The tradeoff is real though. That 200K context window in Opus 4.7 holds less raw text than the same window in Claude 3.5 Sonnet. A document that was 50,000 tokens before might now be 67,500 tokens. Plan accordingly.

The Weird Edge Cases

Tokenizers produce some genuinely surprising results:

" hello"  → [' hello']     — 1 token (leading space is part of the token!)
"hello "  → ['hello', ' '] — 2 tokens (trailing space is separate)
"hello\n" → ['hello', '\n'] — 2 tokens

"123456"  → ['123', '456']  — 2 tokens (numbers get chunked)
"$19.99"  → ['$', '19', '.', '99'] — 4 tokens

"café"    → ['caf', 'é']   — 2 tokens
"naïve"   → ['na', 'ï', 've'] — 3 tokens (accented chars split)

A few practical takeaways:

  • Leading spaces matter. " Hello" and "Hello" tokenize differently. This is why prompt formatting matters.
  • Numbers are expensive. Each digit cluster becomes its own token. Long numbers or IDs eat through your context fast.
  • Non-English text uses more tokens.
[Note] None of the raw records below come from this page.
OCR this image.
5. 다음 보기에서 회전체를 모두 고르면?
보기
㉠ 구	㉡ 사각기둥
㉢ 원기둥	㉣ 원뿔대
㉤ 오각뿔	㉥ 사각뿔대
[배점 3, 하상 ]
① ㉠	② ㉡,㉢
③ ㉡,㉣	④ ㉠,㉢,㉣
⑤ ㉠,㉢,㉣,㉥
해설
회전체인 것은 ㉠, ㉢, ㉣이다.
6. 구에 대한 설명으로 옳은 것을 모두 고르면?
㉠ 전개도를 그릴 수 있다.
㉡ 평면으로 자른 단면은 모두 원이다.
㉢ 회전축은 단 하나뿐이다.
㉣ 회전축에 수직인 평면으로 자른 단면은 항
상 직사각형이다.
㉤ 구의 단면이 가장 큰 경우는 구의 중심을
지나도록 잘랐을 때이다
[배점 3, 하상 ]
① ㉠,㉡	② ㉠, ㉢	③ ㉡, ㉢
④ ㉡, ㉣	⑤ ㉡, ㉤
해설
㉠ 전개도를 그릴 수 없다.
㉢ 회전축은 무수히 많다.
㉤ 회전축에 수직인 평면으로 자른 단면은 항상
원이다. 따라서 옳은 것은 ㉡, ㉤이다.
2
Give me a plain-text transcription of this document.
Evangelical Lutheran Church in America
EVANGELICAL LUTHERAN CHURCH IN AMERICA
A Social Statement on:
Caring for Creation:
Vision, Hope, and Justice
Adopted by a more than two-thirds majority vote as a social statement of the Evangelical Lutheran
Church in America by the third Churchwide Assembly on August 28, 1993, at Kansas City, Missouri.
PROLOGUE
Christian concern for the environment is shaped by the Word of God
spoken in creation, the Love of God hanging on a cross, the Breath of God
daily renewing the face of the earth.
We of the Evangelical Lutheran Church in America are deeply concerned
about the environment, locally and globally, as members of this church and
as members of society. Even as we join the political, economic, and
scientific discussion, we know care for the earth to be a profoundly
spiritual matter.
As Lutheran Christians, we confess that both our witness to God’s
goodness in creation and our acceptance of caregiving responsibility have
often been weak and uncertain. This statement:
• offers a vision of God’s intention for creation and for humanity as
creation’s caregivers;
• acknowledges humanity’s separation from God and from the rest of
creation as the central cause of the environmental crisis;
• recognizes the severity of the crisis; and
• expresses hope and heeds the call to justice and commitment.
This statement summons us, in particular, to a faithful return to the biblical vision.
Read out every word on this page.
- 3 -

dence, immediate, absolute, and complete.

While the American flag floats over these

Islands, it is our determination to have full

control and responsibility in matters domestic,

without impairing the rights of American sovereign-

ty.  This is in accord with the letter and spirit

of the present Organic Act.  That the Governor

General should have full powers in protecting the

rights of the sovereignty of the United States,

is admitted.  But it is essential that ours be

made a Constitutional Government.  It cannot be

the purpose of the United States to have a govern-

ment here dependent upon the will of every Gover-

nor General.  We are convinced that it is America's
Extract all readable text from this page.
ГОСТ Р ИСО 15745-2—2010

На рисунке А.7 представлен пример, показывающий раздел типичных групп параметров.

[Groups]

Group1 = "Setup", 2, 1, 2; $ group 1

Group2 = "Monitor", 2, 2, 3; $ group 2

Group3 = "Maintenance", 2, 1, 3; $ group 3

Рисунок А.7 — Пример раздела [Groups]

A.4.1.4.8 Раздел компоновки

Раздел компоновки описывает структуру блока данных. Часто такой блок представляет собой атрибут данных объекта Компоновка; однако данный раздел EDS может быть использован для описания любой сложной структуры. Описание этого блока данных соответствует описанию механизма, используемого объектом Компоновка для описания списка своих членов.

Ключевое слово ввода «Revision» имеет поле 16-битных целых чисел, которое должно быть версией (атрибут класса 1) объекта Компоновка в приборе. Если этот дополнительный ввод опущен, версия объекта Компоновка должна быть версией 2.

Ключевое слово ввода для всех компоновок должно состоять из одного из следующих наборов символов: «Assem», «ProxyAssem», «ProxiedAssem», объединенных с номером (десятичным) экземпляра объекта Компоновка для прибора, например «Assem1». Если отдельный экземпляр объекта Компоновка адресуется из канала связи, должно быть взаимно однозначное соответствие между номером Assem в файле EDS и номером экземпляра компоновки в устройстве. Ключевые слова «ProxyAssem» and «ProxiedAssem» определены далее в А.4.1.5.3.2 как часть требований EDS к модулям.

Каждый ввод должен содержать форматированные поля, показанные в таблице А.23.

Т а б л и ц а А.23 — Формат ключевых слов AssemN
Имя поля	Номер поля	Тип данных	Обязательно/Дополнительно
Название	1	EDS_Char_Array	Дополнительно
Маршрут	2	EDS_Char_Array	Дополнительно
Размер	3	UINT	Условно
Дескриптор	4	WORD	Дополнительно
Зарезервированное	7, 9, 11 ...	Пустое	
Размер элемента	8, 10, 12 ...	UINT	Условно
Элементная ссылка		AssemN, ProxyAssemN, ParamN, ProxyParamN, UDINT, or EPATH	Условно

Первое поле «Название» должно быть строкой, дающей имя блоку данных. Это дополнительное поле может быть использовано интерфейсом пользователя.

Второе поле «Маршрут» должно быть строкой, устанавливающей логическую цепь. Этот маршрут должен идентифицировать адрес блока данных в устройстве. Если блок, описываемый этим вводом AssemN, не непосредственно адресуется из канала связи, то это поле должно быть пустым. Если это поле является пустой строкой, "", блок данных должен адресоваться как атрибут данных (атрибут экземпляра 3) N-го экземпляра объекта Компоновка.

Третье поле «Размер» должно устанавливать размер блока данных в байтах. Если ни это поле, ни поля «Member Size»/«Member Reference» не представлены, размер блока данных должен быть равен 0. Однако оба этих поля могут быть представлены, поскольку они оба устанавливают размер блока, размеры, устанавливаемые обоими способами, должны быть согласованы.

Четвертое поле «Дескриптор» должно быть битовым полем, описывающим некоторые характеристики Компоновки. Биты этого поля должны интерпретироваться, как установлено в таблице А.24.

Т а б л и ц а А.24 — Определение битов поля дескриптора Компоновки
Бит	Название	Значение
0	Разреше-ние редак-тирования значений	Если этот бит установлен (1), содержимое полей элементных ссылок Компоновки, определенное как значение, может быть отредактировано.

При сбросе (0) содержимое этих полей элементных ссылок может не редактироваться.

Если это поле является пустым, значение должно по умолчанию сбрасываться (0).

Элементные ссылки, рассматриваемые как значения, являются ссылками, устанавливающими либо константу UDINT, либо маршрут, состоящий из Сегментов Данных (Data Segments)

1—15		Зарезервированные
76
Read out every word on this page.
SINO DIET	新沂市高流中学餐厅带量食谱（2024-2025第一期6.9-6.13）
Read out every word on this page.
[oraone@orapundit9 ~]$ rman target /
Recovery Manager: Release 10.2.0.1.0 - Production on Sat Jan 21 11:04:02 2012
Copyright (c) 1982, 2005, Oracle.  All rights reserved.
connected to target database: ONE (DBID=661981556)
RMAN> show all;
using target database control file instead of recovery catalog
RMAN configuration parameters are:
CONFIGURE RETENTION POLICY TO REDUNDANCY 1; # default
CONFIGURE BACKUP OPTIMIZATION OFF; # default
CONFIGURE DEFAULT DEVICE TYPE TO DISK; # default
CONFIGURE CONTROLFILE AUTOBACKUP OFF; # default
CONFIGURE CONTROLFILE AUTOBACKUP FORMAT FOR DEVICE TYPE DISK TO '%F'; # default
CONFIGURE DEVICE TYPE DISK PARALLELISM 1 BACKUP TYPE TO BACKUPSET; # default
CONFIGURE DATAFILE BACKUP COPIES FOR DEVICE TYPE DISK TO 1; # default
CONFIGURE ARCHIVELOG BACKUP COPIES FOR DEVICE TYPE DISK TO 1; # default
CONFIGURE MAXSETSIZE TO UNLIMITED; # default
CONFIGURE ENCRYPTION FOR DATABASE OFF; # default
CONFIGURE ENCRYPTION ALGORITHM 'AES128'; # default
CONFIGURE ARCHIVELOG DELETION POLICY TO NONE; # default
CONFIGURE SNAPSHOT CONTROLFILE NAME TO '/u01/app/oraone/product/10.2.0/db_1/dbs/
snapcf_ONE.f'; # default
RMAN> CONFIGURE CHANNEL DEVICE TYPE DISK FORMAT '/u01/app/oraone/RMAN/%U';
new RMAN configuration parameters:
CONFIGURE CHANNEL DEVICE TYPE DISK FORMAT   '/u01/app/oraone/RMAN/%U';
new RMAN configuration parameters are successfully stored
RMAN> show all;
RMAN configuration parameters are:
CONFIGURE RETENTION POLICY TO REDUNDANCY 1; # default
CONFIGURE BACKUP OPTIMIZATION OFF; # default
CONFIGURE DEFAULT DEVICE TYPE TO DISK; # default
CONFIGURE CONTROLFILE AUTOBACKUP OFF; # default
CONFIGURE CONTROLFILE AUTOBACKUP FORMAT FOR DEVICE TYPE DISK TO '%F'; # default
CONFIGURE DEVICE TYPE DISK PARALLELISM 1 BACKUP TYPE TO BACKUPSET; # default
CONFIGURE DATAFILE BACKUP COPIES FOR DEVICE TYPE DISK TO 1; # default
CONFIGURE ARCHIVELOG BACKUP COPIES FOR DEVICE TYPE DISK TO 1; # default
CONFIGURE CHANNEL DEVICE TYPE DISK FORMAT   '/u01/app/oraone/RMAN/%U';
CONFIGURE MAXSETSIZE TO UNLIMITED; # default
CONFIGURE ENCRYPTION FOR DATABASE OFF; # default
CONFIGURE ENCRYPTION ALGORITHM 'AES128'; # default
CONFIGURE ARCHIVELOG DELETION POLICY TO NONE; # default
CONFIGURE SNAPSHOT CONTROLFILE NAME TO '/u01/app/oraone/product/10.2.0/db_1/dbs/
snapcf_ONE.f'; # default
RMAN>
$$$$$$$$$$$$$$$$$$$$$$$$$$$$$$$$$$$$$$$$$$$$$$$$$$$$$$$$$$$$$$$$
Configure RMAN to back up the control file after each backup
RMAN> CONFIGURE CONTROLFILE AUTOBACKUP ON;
Chinese, Japanese, Arabic — they all tokenize less efficiently than English in most current models. A sentence that’s 20 tokens in English might be 40+ tokens in Japanese.

What This Means for You

If you’re building with LLMs, tokenization isn’t just trivia — it’s operational:

  1. Count tokens before sending — don’t guess. Use tiktoken or your provider’s tokenizer library.
  2. Budget for overhead — system prompts, conversation history, and formatting all consume tokens. Leave headroom.
  3. Watch for model switches — changing from GPT-4 to Claude (or vice versa) changes your token economics. The same prompt costs differently.
  4. Compress when possible — shorter variable names in code, concise instructions, and trimmed context all reduce token count.
  5. Know your tokenizer — when Anthropic ships a new tokenizer with Opus 4.7, your existing prompts might suddenly be 35% more expensive in token terms.

The tokenizer is the first thing that touches your text and the last thing you usually think about. Now you know what it’s doing — and why “strawberry” will never be one token.